Entry Date:
January 22, 2019

Quasi-Bessel-Beam Generation Using Integrated Optical Phased Arrays


Due to their unique diffractive properties, Bessel beams have contributed to a variety of important advances and applications, including multiplane optical trapping, reduced scattering and increased depth of field microscopy, improved laser corneal surgery, and adaptive free-space communications. Recent work has turned toward generation of Bessel beams using compact form factors, including spatial light modulators, Dammann gratings, and metasurfaces. However, these demonstrations do not provide full on-chip integration, and most are fundamentally limited to static beam formation.
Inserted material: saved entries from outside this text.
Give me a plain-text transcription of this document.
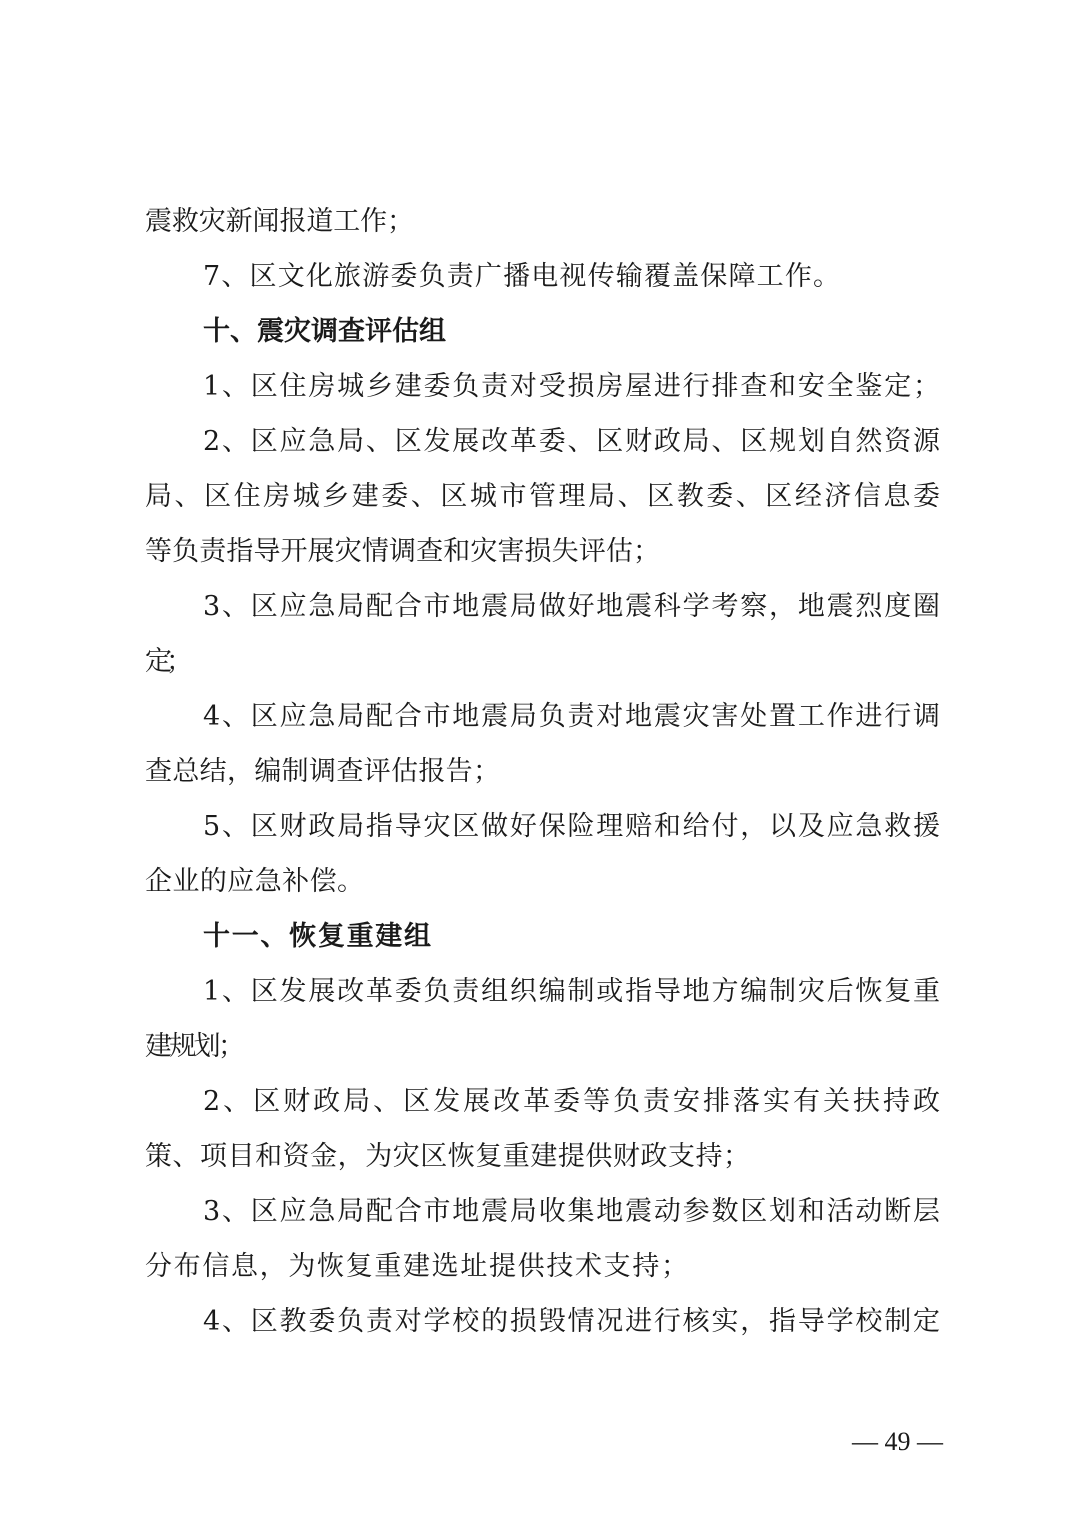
震救灾新闻报道工作；
7、区文化旅游委负责广播电视传输覆盖保障工作。
十、震灾调查评估组
1、区住房城乡建委负责对受损房屋进行排查和安全鉴定；
2、区应急局、区发展改革委、区财政局、区规划自然资源
局、区住房城乡建委、区城市管理局、区教委、区经济信息委
等负责指导开展灾情调查和灾害损失评估；
3、区应急局配合市地震局做好地震科学考察，地震烈度圈
定；
4、区应急局配合市地震局负责对地震灾害处置工作进行调
查总结，编制调查评估报告；
5、区财政局指导灾区做好保险理赔和给付，以及应急救援
企业的应急补偿。
十一、恢复重建组
1、区发展改革委负责组织编制或指导地方编制灾后恢复重
建规划；
2、区财政局、区发展改革委等负责安排落实有关扶持政
策、项目和资金，为灾区恢复重建提供财政支持；
3、区应急局配合市地震局收集地震动参数区划和活动断层
分布信息，为恢复重建选址提供技术支持；
4、区教委负责对学校的损毁情况进行核实，指导学校制定
— 49 —
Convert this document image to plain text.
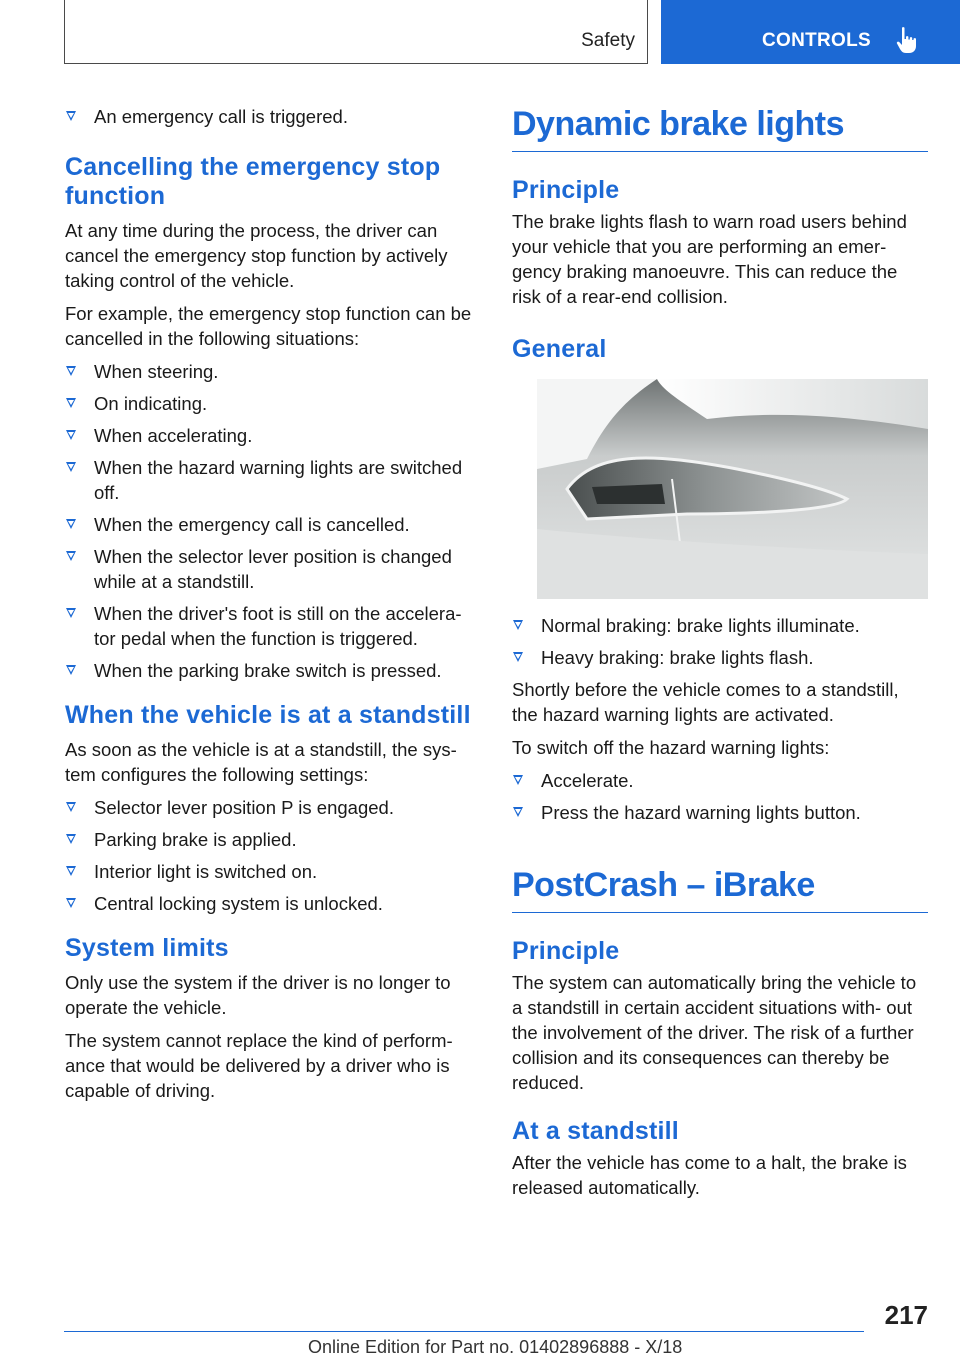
Safety	CONTROLS
An emergency call is triggered.
Cancelling the emergency stop function

At any time during the process, the driver can cancel the emergency stop function by actively taking control of the vehicle.

For example, the emergency stop function can be cancelled in the following situations:

When steering.
On indicating.
When accelerating.
When the hazard warning lights are switched off.
When the emergency call is cancelled.
When the selector lever position is changed while at a standstill.
When the driver's foot is still on the accelera‐ tor pedal when the function is triggered.
When the parking brake switch is pressed.
When the vehicle is at a standstill

As soon as the vehicle is at a standstill, the sys‐ tem configures the following settings:

Selector lever position P is engaged.
Parking brake is applied.
Interior light is switched on.
Central locking system is unlocked.
System limits

Only use the system if the driver is no longer to operate the vehicle.

The system cannot replace the kind of perform‐ ance that would be delivered by a driver who is capable of driving.

Dynamic brake lights
Principle

The brake lights flash to warn road users behind your vehicle that you are performing an emer‐ gency braking manoeuvre. This can reduce the risk of a rear-end collision.

General
Normal braking: brake lights illuminate.
Heavy braking: brake lights flash.

Shortly before the vehicle comes to a standstill, the hazard warning lights are activated.

To switch off the hazard warning lights:

Accelerate.
Press the hazard warning lights button.
PostCrash – iBrake
Principle

The system can automatically bring the vehicle to a standstill in certain accident situations with‐ out the involvement of the driver. The risk of a further collision and its consequences can thereby be reduced.

At a standstill

After the vehicle has come to a halt, the brake is released automatically.

217
Online Edition for Part no. 01402896888 - X/18
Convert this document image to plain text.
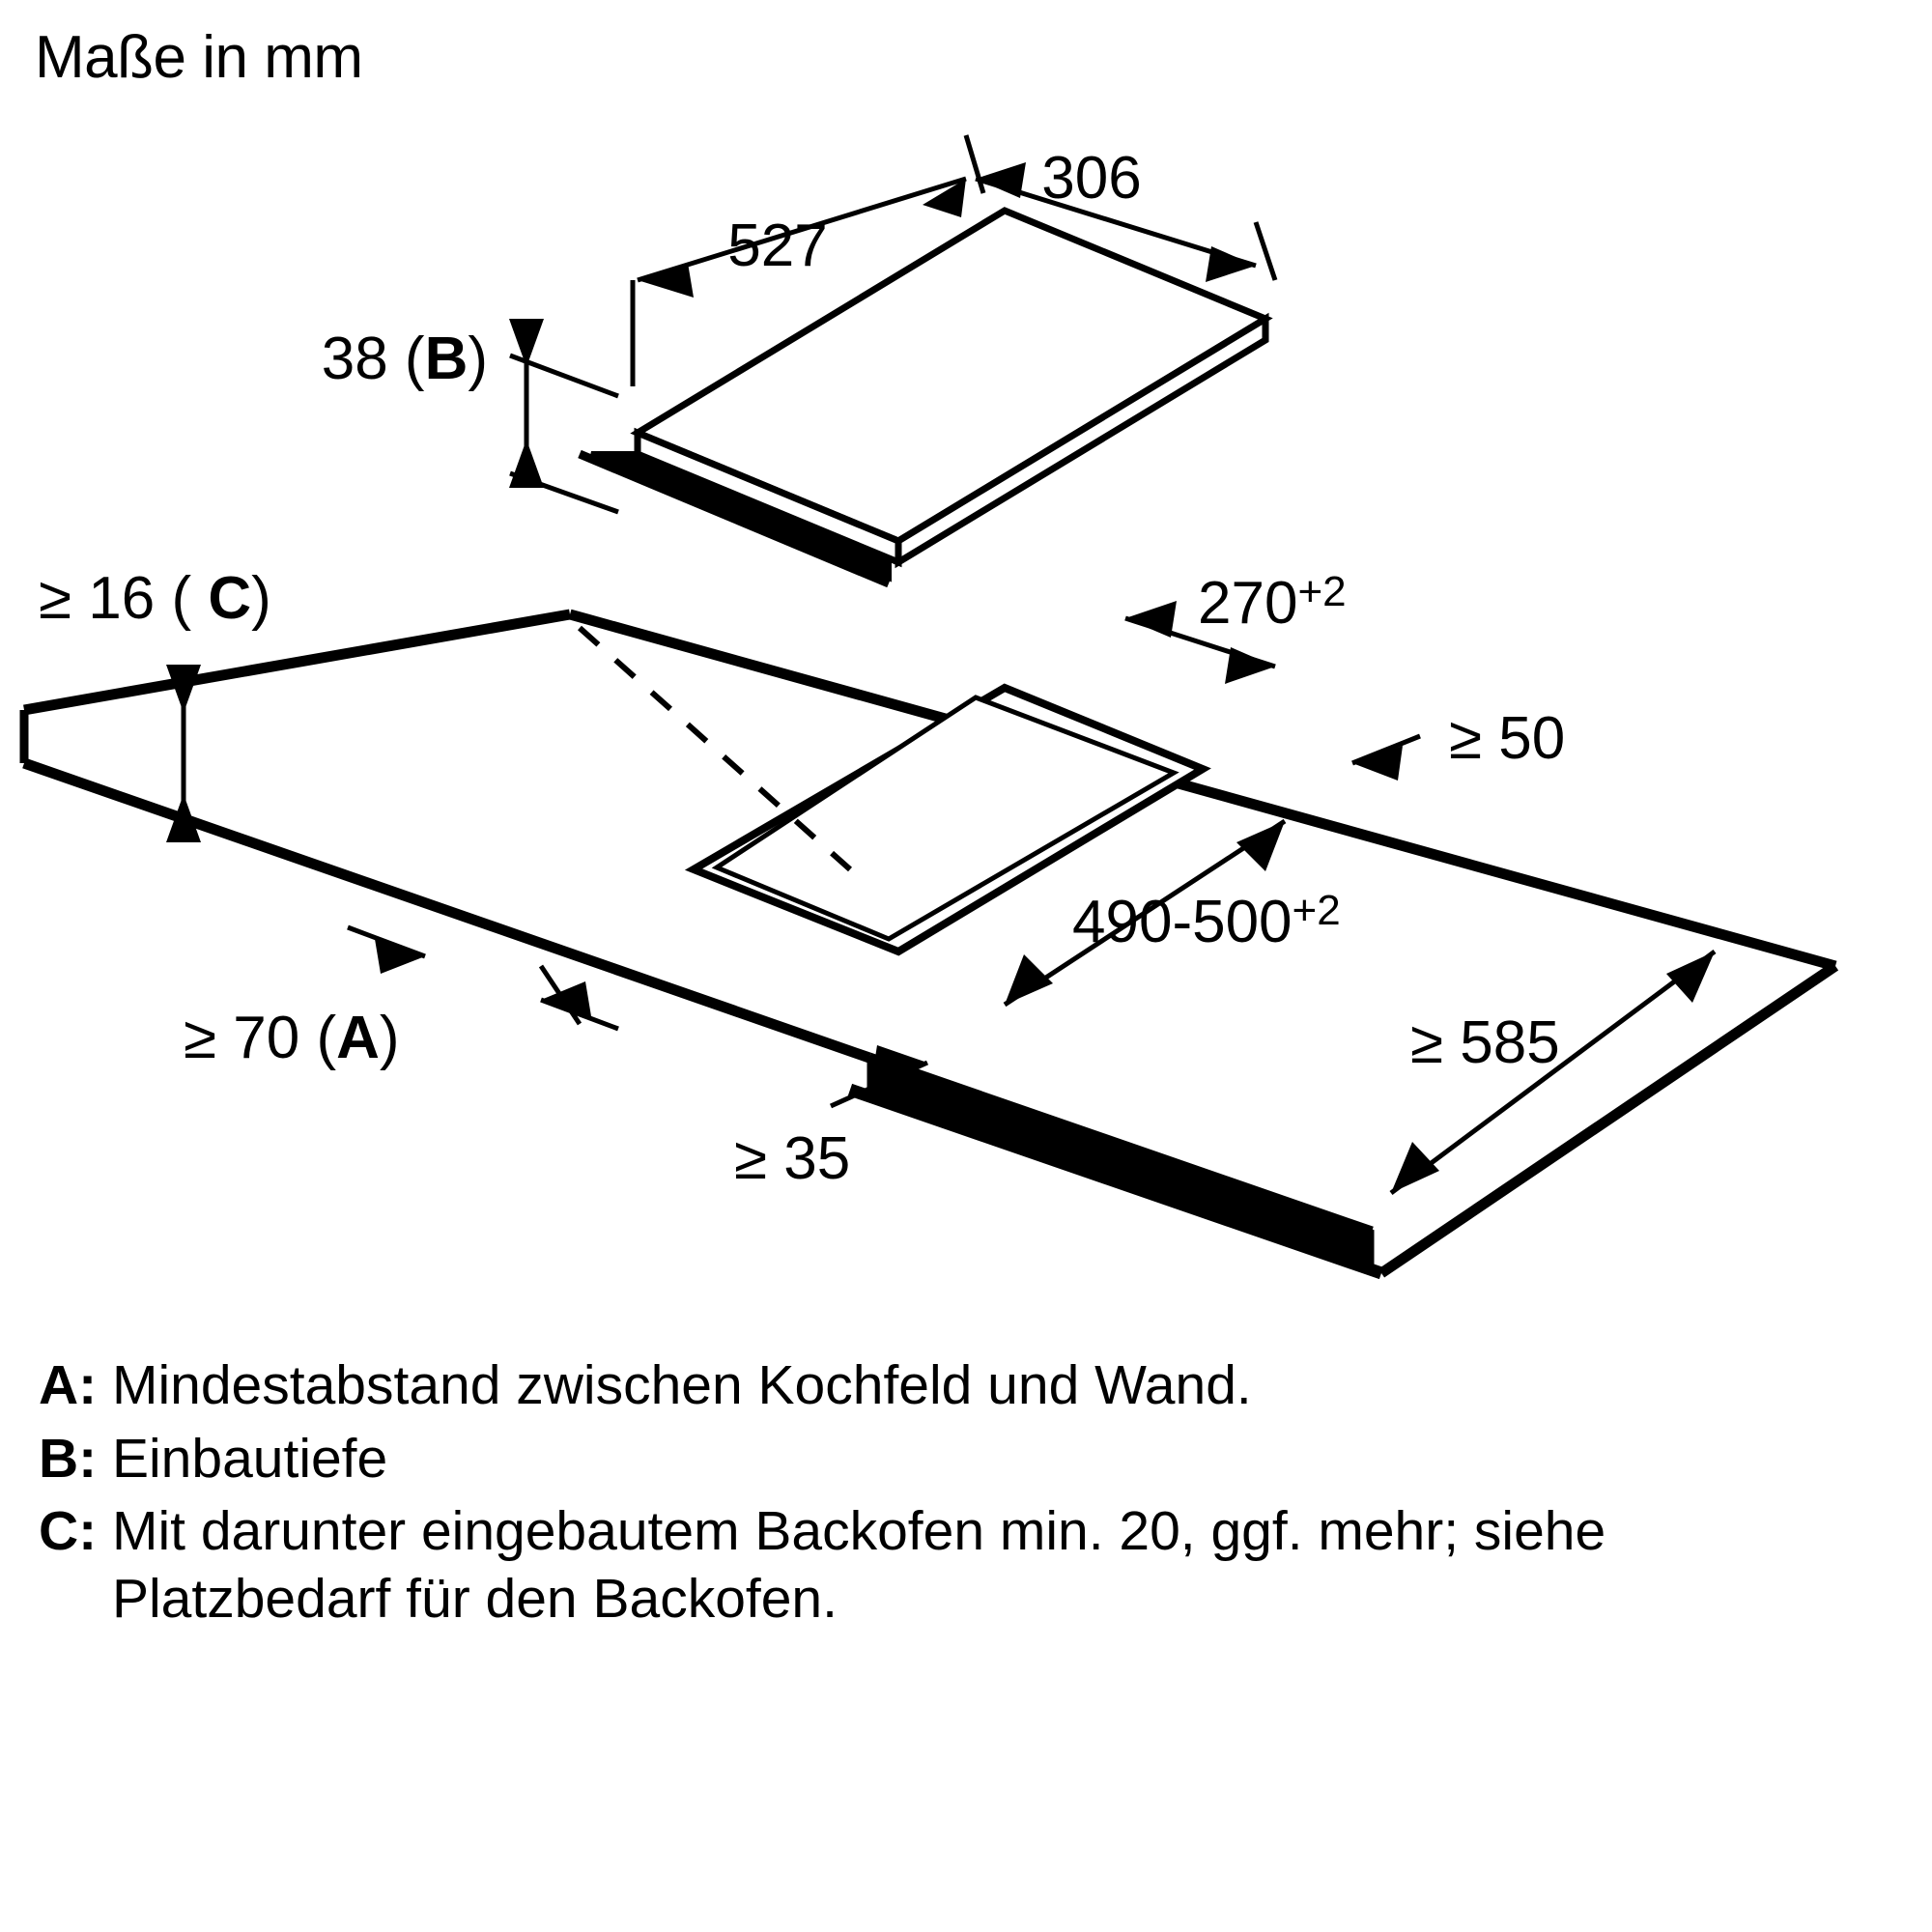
Maße in mm
306
527
38 (B)
≥ 16 ( C)	$270^{+2}$
≥ 50
$490-500^{+2}$
≥ 70 (A)
≥ 35
≥ 585
A : Mindestabstand zwischen Kochfeld und Wand.
B : Einbautiefe
C : Mit darunter eingebautem Backofen min. 20, ggf. mehr; siehe Platzbedarf für den Backofen.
In this work, integrated optical phased arrays, which manipulate and dynamically steer light, are proposed and demonstrated for the first time as a method for generating quasi-Bessel beams in a fully integrated, compact-form-factor system . First, the phase and amplitude distributions necessary for generating phased-array-based Bessel-Gauss beams are derived analogously to bulk-optics Bessel implementations. Next, a splitter-tree-based CMOS- compatible phased array architecture is developed to passively encode arbitrary phase and amplitude feeding of the array -- necessary for Bessel-Gauss-beam generation. Finally, the developed theory and system architecture are utilized to demonstrate a 0.64 mm × 0.65 mm aperture integrated phased array that generates a quasi-one-dimensional Bessel-Gauss beam with a ~14 mm Bessel length and ~30 µm power FWHM.